Гриша быстро посмотрел по сторонам.
Было часа три, сверху припекало. Кварцевые вкрапления на асфальте слепили глаза, спина под черной толстовкой взмокла, но ладони зудели холодом, поэтому руки он прятал. А еще в кармане оставались последние крупинки самого дорогого… с которым он сегодня намеревался навсегда расстаться.
Стоило подумать, и внутри аж заскоблило, заерзало наждаком. Гриша почувствовал, как кровь ходит по телу, пульсирует по спине, ногам, лицу, и чуть не взвыл, но решение холодной неотступностью обдало голову.
«Я не тряпка. Слышь! Соберись, мать тебя!..»
Он осторожно взялся за решетку, качнул, проверяя на прочность. Затем уперся ботинком в столб, подтянулся, перекинул себя на другую сторону. Пиная ботинками комья глины, пустые сигаретные пачки и жестянки из-под энергетиков, пошел к зданию.
На стене за углом блестела черными аэрозольными потеками надпись: «Больница эта – край чудес. Зашел в нее и там исчез…». Рядом лестница. Застоялый воздух дохнул сыростью, холодом и сигаретным дымом. Гриша пробрался в длинный гулкий коридор. И понял, что больше не один…
Он должен был заметить раньше. Услышать. Почуять знакомую энергию внутри бетонного лабиринта.

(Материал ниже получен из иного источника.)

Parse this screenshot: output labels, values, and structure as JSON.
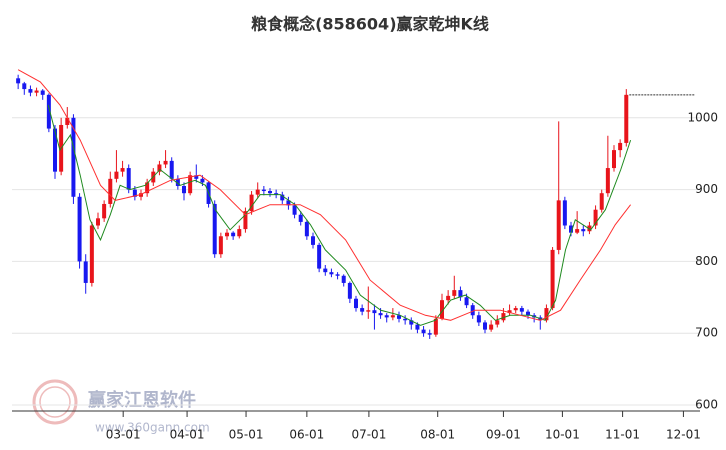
{
  "chart_data": {
    "type": "candlestick",
    "title": "粮食概念(858604)赢家乾坤K线",
    "up_color": "#e8141b",
    "down_color": "#1818f0",
    "grid": true,
    "xlim": [
      -1,
      111
    ],
    "xticks": [
      {
        "value": 17.1,
        "label": "03-01"
      },
      {
        "value": 27.5,
        "label": "04-01"
      },
      {
        "value": 37.1,
        "label": "05-01"
      },
      {
        "value": 47,
        "label": "06-01"
      },
      {
        "value": 57.1,
        "label": "07-01"
      },
      {
        "value": 68.3,
        "label": "08-01"
      },
      {
        "value": 79,
        "label": "09-01"
      },
      {
        "value": 88.6,
        "label": "10-01"
      },
      {
        "value": 98.4,
        "label": "11-01"
      },
      {
        "value": 108.3,
        "label": "12-01"
      }
    ],
    "ylim": [
      600,
      1100
    ],
    "yticks": [
      600,
      700,
      800,
      900,
      1000
    ],
    "x": [
      0,
      1,
      2,
      3,
      4,
      5,
      6,
      7,
      8,
      9,
      10,
      11,
      12,
      13,
      14,
      15,
      16,
      17,
      18,
      19,
      20,
      21,
      22,
      23,
      24,
      25,
      26,
      27,
      28,
      29,
      30,
      31,
      32,
      33,
      34,
      35,
      36,
      37,
      38,
      39,
      40,
      41,
      42,
      43,
      44,
      45,
      46,
      47,
      48,
      49,
      50,
      51,
      52,
      53,
      54,
      55,
      56,
      57,
      58,
      59,
      60,
      61,
      62,
      63,
      64,
      65,
      66,
      67,
      68,
      69,
      70,
      71,
      72,
      73,
      74,
      75,
      76,
      77,
      78,
      79,
      80,
      81,
      82,
      83,
      84,
      85,
      86,
      87,
      88,
      89,
      90,
      91,
      92,
      93,
      94,
      95,
      96,
      97,
      98,
      99
    ],
    "ohlc": [
      [
        1055,
        1060,
        1040,
        1048
      ],
      [
        1048,
        1050,
        1032,
        1040
      ],
      [
        1040,
        1045,
        1030,
        1035
      ],
      [
        1035,
        1042,
        1030,
        1038
      ],
      [
        1038,
        1040,
        1025,
        1032
      ],
      [
        1032,
        1034,
        980,
        985
      ],
      [
        985,
        990,
        915,
        925
      ],
      [
        925,
        1000,
        920,
        990
      ],
      [
        990,
        1015,
        985,
        1000
      ],
      [
        1000,
        1005,
        880,
        890
      ],
      [
        890,
        895,
        790,
        800
      ],
      [
        800,
        810,
        755,
        770
      ],
      [
        770,
        855,
        765,
        850
      ],
      [
        850,
        868,
        845,
        860
      ],
      [
        860,
        885,
        855,
        880
      ],
      [
        880,
        925,
        875,
        915
      ],
      [
        915,
        955,
        910,
        925
      ],
      [
        925,
        940,
        918,
        930
      ],
      [
        930,
        935,
        895,
        900
      ],
      [
        900,
        905,
        885,
        890
      ],
      [
        890,
        900,
        885,
        895
      ],
      [
        895,
        915,
        890,
        910
      ],
      [
        910,
        930,
        905,
        925
      ],
      [
        925,
        940,
        920,
        935
      ],
      [
        935,
        955,
        930,
        940
      ],
      [
        940,
        945,
        910,
        915
      ],
      [
        915,
        920,
        900,
        905
      ],
      [
        905,
        910,
        885,
        895
      ],
      [
        895,
        925,
        892,
        920
      ],
      [
        920,
        935,
        910,
        915
      ],
      [
        915,
        920,
        905,
        910
      ],
      [
        910,
        912,
        875,
        880
      ],
      [
        880,
        885,
        805,
        810
      ],
      [
        810,
        840,
        805,
        835
      ],
      [
        835,
        845,
        830,
        840
      ],
      [
        840,
        842,
        830,
        835
      ],
      [
        835,
        850,
        832,
        845
      ],
      [
        845,
        875,
        840,
        870
      ],
      [
        870,
        898,
        865,
        893
      ],
      [
        893,
        910,
        888,
        900
      ],
      [
        900,
        905,
        892,
        898
      ],
      [
        898,
        902,
        890,
        895
      ],
      [
        895,
        900,
        888,
        893
      ],
      [
        893,
        897,
        880,
        885
      ],
      [
        885,
        890,
        872,
        878
      ],
      [
        878,
        882,
        860,
        865
      ],
      [
        865,
        870,
        850,
        855
      ],
      [
        855,
        858,
        830,
        835
      ],
      [
        835,
        840,
        818,
        823
      ],
      [
        823,
        826,
        785,
        790
      ],
      [
        790,
        795,
        780,
        785
      ],
      [
        785,
        790,
        778,
        782
      ],
      [
        782,
        785,
        775,
        780
      ],
      [
        780,
        782,
        765,
        770
      ],
      [
        770,
        772,
        742,
        748
      ],
      [
        748,
        752,
        730,
        735
      ],
      [
        735,
        740,
        725,
        730
      ],
      [
        730,
        765,
        720,
        732
      ],
      [
        732,
        740,
        705,
        728
      ],
      [
        728,
        735,
        720,
        725
      ],
      [
        725,
        728,
        715,
        722
      ],
      [
        722,
        735,
        718,
        725
      ],
      [
        725,
        730,
        715,
        720
      ],
      [
        720,
        725,
        712,
        718
      ],
      [
        718,
        722,
        705,
        712
      ],
      [
        712,
        715,
        700,
        705
      ],
      [
        705,
        710,
        695,
        700
      ],
      [
        700,
        705,
        692,
        698
      ],
      [
        698,
        725,
        695,
        720
      ],
      [
        720,
        755,
        718,
        746
      ],
      [
        746,
        760,
        740,
        752
      ],
      [
        752,
        780,
        748,
        760
      ],
      [
        760,
        765,
        745,
        750
      ],
      [
        750,
        755,
        735,
        739
      ],
      [
        739,
        742,
        720,
        725
      ],
      [
        725,
        730,
        710,
        715
      ],
      [
        715,
        718,
        700,
        705
      ],
      [
        705,
        718,
        702,
        712
      ],
      [
        712,
        725,
        708,
        718
      ],
      [
        718,
        735,
        715,
        728
      ],
      [
        728,
        740,
        725,
        732
      ],
      [
        732,
        738,
        728,
        735
      ],
      [
        735,
        738,
        725,
        730
      ],
      [
        730,
        733,
        720,
        725
      ],
      [
        725,
        728,
        715,
        722
      ],
      [
        722,
        725,
        705,
        718
      ],
      [
        718,
        740,
        715,
        735
      ],
      [
        735,
        820,
        732,
        816
      ],
      [
        816,
        995,
        810,
        885
      ],
      [
        885,
        890,
        845,
        850
      ],
      [
        850,
        855,
        835,
        840
      ],
      [
        840,
        870,
        838,
        845
      ],
      [
        845,
        850,
        835,
        842
      ],
      [
        842,
        855,
        838,
        850
      ],
      [
        850,
        878,
        845,
        872
      ],
      [
        872,
        900,
        868,
        895
      ],
      [
        895,
        975,
        890,
        930
      ],
      [
        930,
        962,
        925,
        955
      ],
      [
        955,
        970,
        945,
        965
      ],
      [
        965,
        1040,
        960,
        1032
      ]
    ],
    "series": [
      {
        "color": "#1f8a1f",
        "x": [
          4.9,
          6.8,
          8.5,
          10.1,
          11.7,
          13.4,
          15,
          16.6,
          18.2,
          20.7,
          23.1,
          26.4,
          28.8,
          30.5,
          32.1,
          34.5,
          37,
          39.4,
          42.7,
          45.1,
          47.6,
          50,
          53.3,
          55.7,
          59,
          62.2,
          65.5,
          67.9,
          70.4,
          72.8,
          75.2,
          77.7,
          80.1,
          83.4,
          85.8,
          87.5,
          89.1,
          90.7,
          93.2,
          95.6,
          98.1,
          99.7
        ],
        "values": [
          1018,
          955,
          976,
          920,
          858,
          830,
          865,
          906,
          900,
          906,
          928,
          906,
          913,
          906,
          872,
          844,
          865,
          893,
          893,
          879,
          851,
          816,
          788,
          753,
          732,
          725,
          711,
          718,
          746,
          753,
          739,
          718,
          725,
          725,
          718,
          746,
          816,
          858,
          844,
          872,
          928,
          969
        ]
      },
      {
        "color": "#ff3030",
        "x": [
          0,
          3.6,
          6.8,
          10.1,
          13.4,
          15.8,
          19.9,
          24.8,
          29.6,
          32.9,
          37,
          41,
          45.9,
          49.2,
          53.3,
          57.3,
          62.2,
          66.3,
          70.4,
          74.4,
          78.5,
          81.8,
          85,
          88.3,
          91.5,
          94.8,
          97.2,
          99.7
        ],
        "values": [
          1067,
          1050,
          1018,
          969,
          906,
          885,
          893,
          913,
          920,
          900,
          865,
          879,
          879,
          865,
          830,
          774,
          739,
          725,
          718,
          732,
          732,
          725,
          718,
          732,
          774,
          816,
          851,
          879
        ]
      }
    ]
  },
  "watermark": {
    "brand": "赢家江恩软件",
    "url": "www.360gann.com"
  }
}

Человек семь или больше – после солнечной улицы глаза с трудом вглядывались в дымный сумрак. Свет оконных проемов зеленил лица сидящих на полу, делая кожу неестественно бледной и какой-то прозрачно-нездоровой. Все остальное – одежда, силуэты – выглядело туманно намеченным, не прорисованным. Парни теснились кругом. Все в разном состоянии и настроении, но одно имелось общее – ватная замедленность движений. Внутри импровизированного кострища металось пламя.
Он сообразил мгновенно. Есть запахи, которые не спутаешь ни с чем. Особенно, если живешь с ними несколько лет. Тонкая, едва различимая смесь аммиака, бензина и медикаментов. Грише казалось, он почувствовал его раньше, чем подошел. Как собака, натасканная на наркоту.

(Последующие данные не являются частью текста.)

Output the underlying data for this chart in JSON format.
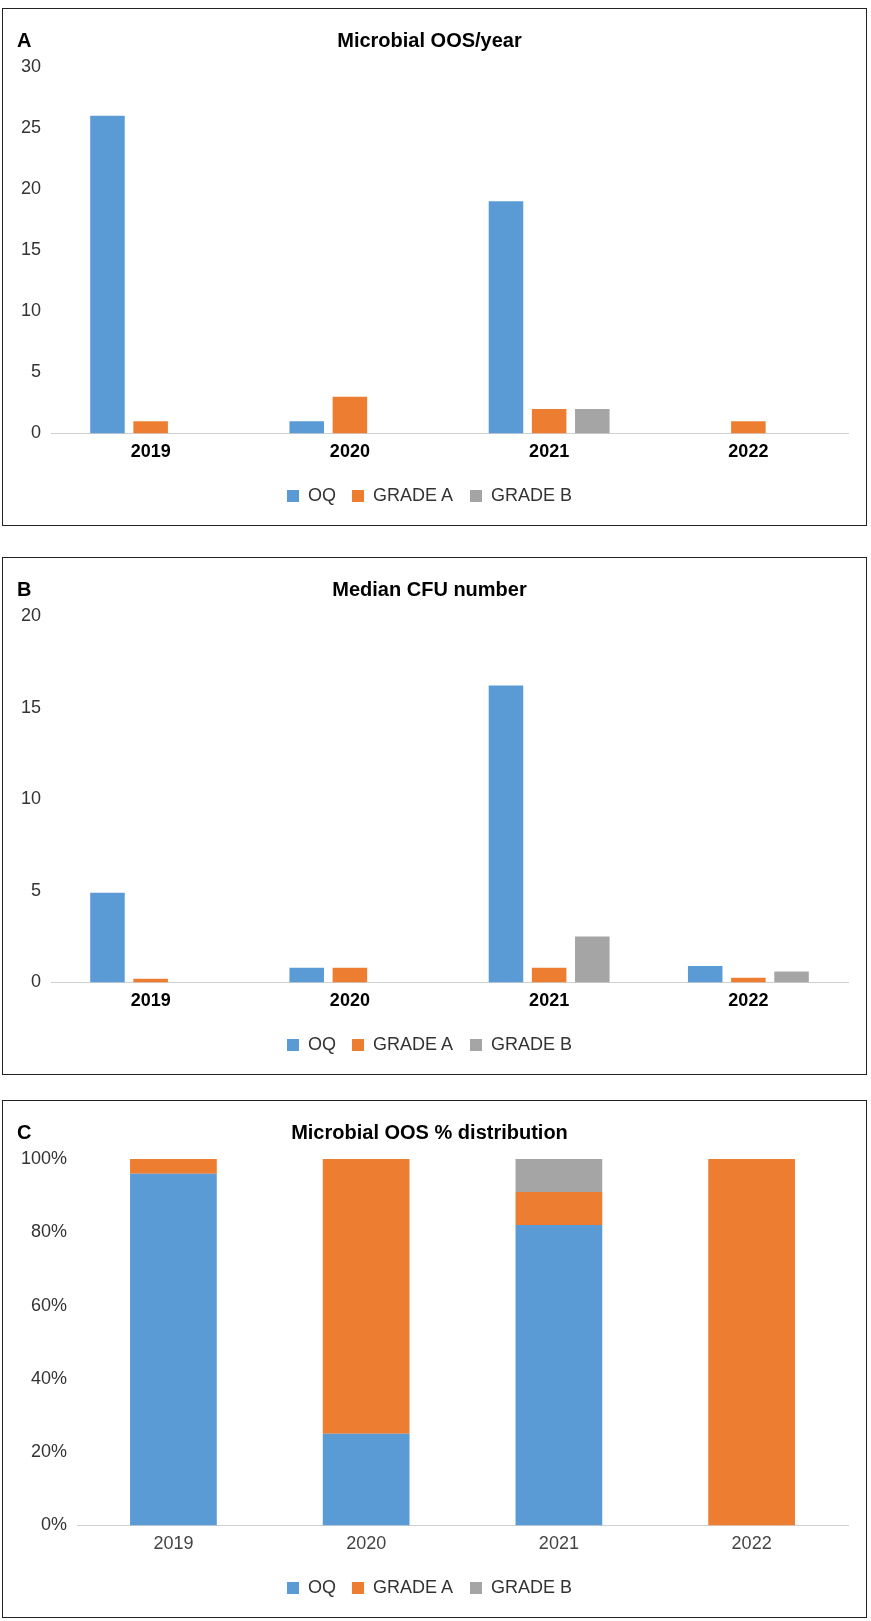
{
  "chart_data": [
    {
      "type": "bar",
      "title": "Microbial OOS/year",
      "annotations": [
        "A"
      ],
      "categories": [
        "2019",
        "2020",
        "2021",
        "2022"
      ],
      "ylim": [
        0,
        30
      ],
      "yticks": [
        0,
        5,
        10,
        15,
        20,
        25,
        30
      ],
      "legend": "bottom",
      "series": [
        {
          "name": "OQ",
          "color": "#5b9bd5",
          "values": [
            26,
            1,
            19,
            0
          ]
        },
        {
          "name": "GRADE A",
          "color": "#ed7d31",
          "values": [
            1,
            3,
            2,
            1
          ]
        },
        {
          "name": "GRADE B",
          "color": "#a5a5a5",
          "values": [
            0,
            0,
            2,
            0
          ]
        }
      ]
    },
    {
      "type": "bar",
      "title": "Median CFU number",
      "annotations": [
        "B"
      ],
      "categories": [
        "2019",
        "2020",
        "2021",
        "2022"
      ],
      "ylim": [
        0,
        20
      ],
      "yticks": [
        0,
        5,
        10,
        15,
        20
      ],
      "legend": "bottom",
      "series": [
        {
          "name": "OQ",
          "color": "#5b9bd5",
          "values": [
            4.9,
            0.8,
            16.2,
            0.9
          ]
        },
        {
          "name": "GRADE A",
          "color": "#ed7d31",
          "values": [
            0.2,
            0.8,
            0.8,
            0.25
          ]
        },
        {
          "name": "GRADE B",
          "color": "#a5a5a5",
          "values": [
            0,
            0,
            2.5,
            0.6
          ]
        }
      ]
    },
    {
      "type": "bar",
      "stacked": true,
      "title": "Microbial OOS % distribution",
      "annotations": [
        "C"
      ],
      "categories": [
        "2019",
        "2020",
        "2021",
        "2022"
      ],
      "ylim": [
        0,
        100
      ],
      "yticks": [
        {
          "value": 0,
          "label": "0%"
        },
        {
          "value": 20,
          "label": "20%"
        },
        {
          "value": 40,
          "label": "40%"
        },
        {
          "value": 60,
          "label": "60%"
        },
        {
          "value": 80,
          "label": "80%"
        },
        {
          "value": 100,
          "label": "100%"
        }
      ],
      "legend": "bottom",
      "series": [
        {
          "name": "OQ",
          "color": "#5b9bd5",
          "values": [
            96,
            25,
            82,
            0
          ]
        },
        {
          "name": "GRADE A",
          "color": "#ed7d31",
          "values": [
            4,
            75,
            9,
            100
          ]
        },
        {
          "name": "GRADE B",
          "color": "#a5a5a5",
          "values": [
            0,
            0,
            9,
            0
          ]
        }
      ]
    }
  ]
}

Сознание тряхнуло. В одну секунду по телу пробежали жар и холод, волна острых мурашек скользнула вдоль позвоночника, снизу вверх, и ввинтилась в затылок. Кости заныли, задышали, сделались податливыми, точно подтаявший пластилин.

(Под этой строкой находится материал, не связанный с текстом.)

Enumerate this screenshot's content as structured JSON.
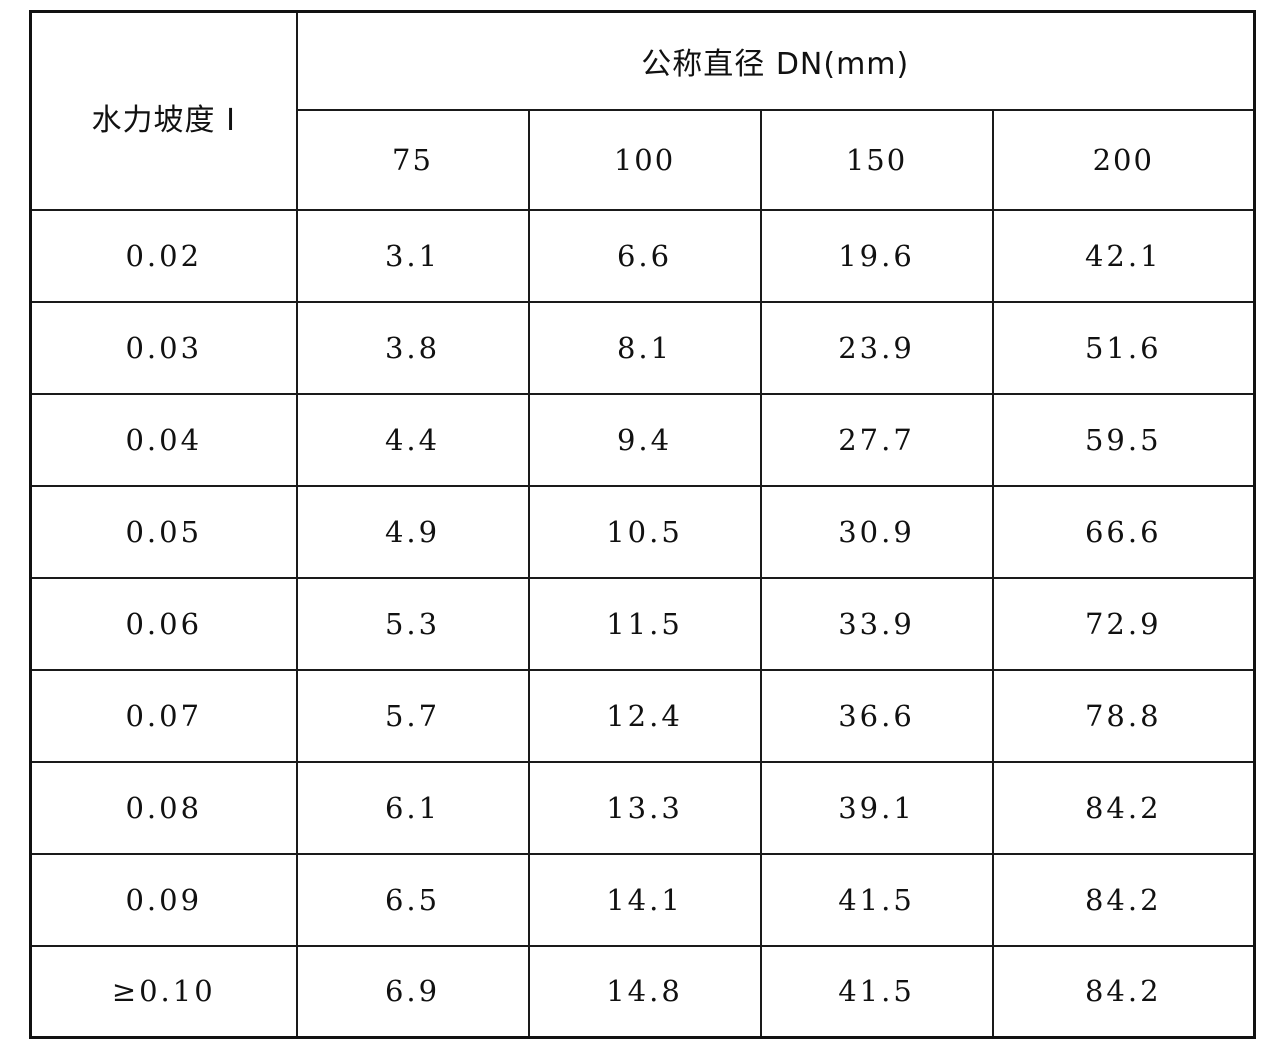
{
  "table": {
    "stub_header": "水力坡度 I",
    "group_header": "公称直径 DN(mm)",
    "columns": [
      "75",
      "100",
      "150",
      "200"
    ],
    "rows": [
      {
        "slope": "0.02",
        "values": [
          "3.1",
          "6.6",
          "19.6",
          "42.1"
        ]
      },
      {
        "slope": "0.03",
        "values": [
          "3.8",
          "8.1",
          "23.9",
          "51.6"
        ]
      },
      {
        "slope": "0.04",
        "values": [
          "4.4",
          "9.4",
          "27.7",
          "59.5"
        ]
      },
      {
        "slope": "0.05",
        "values": [
          "4.9",
          "10.5",
          "30.9",
          "66.6"
        ]
      },
      {
        "slope": "0.06",
        "values": [
          "5.3",
          "11.5",
          "33.9",
          "72.9"
        ]
      },
      {
        "slope": "0.07",
        "values": [
          "5.7",
          "12.4",
          "36.6",
          "78.8"
        ]
      },
      {
        "slope": "0.08",
        "values": [
          "6.1",
          "13.3",
          "39.1",
          "84.2"
        ]
      },
      {
        "slope": "0.09",
        "values": [
          "6.5",
          "14.1",
          "41.5",
          "84.2"
        ]
      },
      {
        "slope": "≥0.10",
        "values": [
          "6.9",
          "14.8",
          "41.5",
          "84.2"
        ]
      }
    ]
  }
}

…Возвращаясь к таким моментам, Гриша помнил, что видел себя со стороны, вне тела, посторонним наблюдателем, зависшим чуть повыше плеча.
Он вздрогнул. Тот второй, под ним, повторил движение. Безошибочно, каким-то особенным чутьем он выделил из чужой компании главного.
Старший поднялся Грише навстречу. Высокий, щуплый, с пустым, «отъехавшим» взглядом, в котором плескалась болотная муть.
– Эй! Ты кто вообще такой?! Нахрена ты сюда приперся?
На всякий случай Гриша оглянулся, бегло ища осколок кирпича или арматурину («Тебе-тебе говорю…»), но тут спасительная рука, бывшая теперь вовсе не его, Гриши, а того, другого, за которым он лишь наблюдал, нащупала в кармане толстовки крошечный шелестящий сверток, судорожно сжала.
«Последний раз… Последний. А больше у меня и нет…»
Гриша улыбнулся, ощущая стянутость и жжение в потрескавшейся нижней губе. Но внутреннее жжение и на этот раз победило, отстояв мерзкое право двойника-уродца быть отравленным и раскрепощенным.
– Раскумаримся, братаны? – дружелюбно спросил он. И показал парню ладонь, которой сжимал прозрачный пакетик серого вещества.